A review by crystalisreading
Cold Burn by Max Allan Collins

2.0

Reading this, I thought it must be the first one Collins wrote. It just had an awkward feel to it, especially all the parts involving Sara Sidle. I thought maybe the author was just getting the hang of writing out the series. Apparently I was incorrect. This is number three, which leaves Collins no excuse for the weird CSI meets Miss Marple mystery that took up half the book. Sara and Gil, off at a CSI conference--at a remote hotel in remote rural upstate New York, in blizzard season. Yes, that makes total sense. I'm sure event planners do that a lot. It's a perfect way to leave your characters stranded in the middle of nowhere with some local yokels and a few other professionals, when they arrive early, just beating a storm there. Because I'm sure event planners would not have checked the weather report. Or the travelers. Whatever. Full disclosure, I did not read that whole mystery. A few chapters in, I gave up. Knowing what we do about Sara Sidle now, about her unhappy home life and time as a foster child, she certainly doesn't fit the happy family and neat Harvard education described in this book. I don't know chronology of CSI character revelations, so it may not be the author's fault he was incorrect. but it was distracting.
So was the overuse of the word "smirk". Every author seems to have a fall back word or two, that gets very much overused. Collin's word is apparently smirk. Fine in some contexts, but it gets old after awhile, and eventually starts to feel like a drinking game.
I'm being mean and critical, and I'm not sure the other half of the book deserves that. The run of the mill CSI case in Vegas with a frozen dead female was interesting. I figured out who the killer was a chapter or two ahead of the reveal, so the foreshadowing wasn't very subtle, but that's OK. it made me feel smart. Aside from the overuse of variations on the word "smirk", it was a good sturdy generic forensic detective story, and I enjoyed it.
I'm definitely glad I read a different book in this series first. If I had read this one first, I probably wouldn't have read any more of them. As it is, based on half of this book and the other one that I read, I'll still give Collins a chance when I'm at a reading lull and need something undemanding but enjoyable.
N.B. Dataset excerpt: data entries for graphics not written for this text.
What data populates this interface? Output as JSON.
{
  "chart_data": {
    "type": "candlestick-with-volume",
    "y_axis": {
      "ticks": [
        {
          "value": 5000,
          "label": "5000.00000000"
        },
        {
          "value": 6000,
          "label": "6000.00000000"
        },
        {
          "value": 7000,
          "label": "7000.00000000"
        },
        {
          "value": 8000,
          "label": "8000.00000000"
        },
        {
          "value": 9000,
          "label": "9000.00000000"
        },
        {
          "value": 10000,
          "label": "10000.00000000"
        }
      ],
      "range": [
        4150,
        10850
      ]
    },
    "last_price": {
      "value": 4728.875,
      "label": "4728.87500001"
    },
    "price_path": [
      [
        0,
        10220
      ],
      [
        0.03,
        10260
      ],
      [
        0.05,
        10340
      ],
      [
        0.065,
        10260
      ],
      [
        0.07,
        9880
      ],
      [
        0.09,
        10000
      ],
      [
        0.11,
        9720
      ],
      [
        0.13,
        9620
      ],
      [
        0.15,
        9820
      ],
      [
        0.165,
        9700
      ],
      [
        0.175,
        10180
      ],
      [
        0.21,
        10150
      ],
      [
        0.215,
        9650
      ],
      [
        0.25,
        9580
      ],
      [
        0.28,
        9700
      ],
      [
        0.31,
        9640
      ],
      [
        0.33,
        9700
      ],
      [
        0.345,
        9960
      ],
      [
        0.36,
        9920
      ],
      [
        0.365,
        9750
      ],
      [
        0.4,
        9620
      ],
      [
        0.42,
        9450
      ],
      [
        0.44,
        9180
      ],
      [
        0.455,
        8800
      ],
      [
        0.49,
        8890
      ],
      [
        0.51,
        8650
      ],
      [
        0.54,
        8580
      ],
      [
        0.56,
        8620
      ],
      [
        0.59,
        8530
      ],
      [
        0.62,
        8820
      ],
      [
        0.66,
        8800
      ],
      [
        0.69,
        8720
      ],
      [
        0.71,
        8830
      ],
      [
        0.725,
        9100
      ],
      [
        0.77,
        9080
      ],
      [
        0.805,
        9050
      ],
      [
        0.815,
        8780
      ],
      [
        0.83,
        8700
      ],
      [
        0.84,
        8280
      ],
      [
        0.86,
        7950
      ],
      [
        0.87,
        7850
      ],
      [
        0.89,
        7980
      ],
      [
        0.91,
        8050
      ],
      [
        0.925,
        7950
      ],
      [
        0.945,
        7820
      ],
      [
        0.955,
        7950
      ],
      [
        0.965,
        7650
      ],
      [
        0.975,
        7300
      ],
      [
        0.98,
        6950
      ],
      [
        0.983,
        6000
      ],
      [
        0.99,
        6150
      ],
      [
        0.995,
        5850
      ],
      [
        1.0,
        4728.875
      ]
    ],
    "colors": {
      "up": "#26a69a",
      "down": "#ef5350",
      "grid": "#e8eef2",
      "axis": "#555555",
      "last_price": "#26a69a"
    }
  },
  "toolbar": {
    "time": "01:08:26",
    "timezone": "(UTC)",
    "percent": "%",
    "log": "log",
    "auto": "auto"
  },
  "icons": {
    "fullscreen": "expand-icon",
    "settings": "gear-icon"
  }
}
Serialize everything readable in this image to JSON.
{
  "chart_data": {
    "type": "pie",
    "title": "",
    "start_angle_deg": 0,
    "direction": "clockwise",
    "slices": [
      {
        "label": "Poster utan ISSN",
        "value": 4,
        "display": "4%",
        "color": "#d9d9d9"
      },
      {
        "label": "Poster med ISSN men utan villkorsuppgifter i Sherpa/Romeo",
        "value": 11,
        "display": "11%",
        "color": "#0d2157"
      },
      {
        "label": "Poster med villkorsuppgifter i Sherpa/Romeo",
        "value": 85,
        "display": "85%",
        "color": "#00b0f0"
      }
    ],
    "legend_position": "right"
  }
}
(For full disclosure, I used this as a stop-gap, carry-in-my-purse book, reading it when I finished with another book and wasn't sure what to read next, or when I was stuck waiting somewhere without whatever other book I was reading at the time, etc. I don't think it had a bearing on my enjoyment of the book, but who knows? It did take some time to reorient myself occasionally and remember what was going on and who the peripheral characters were. If nothing else, it shows you how "riveting" this book was, if I was able to pick it up and put it down so easily, often with long stretches of time in between.)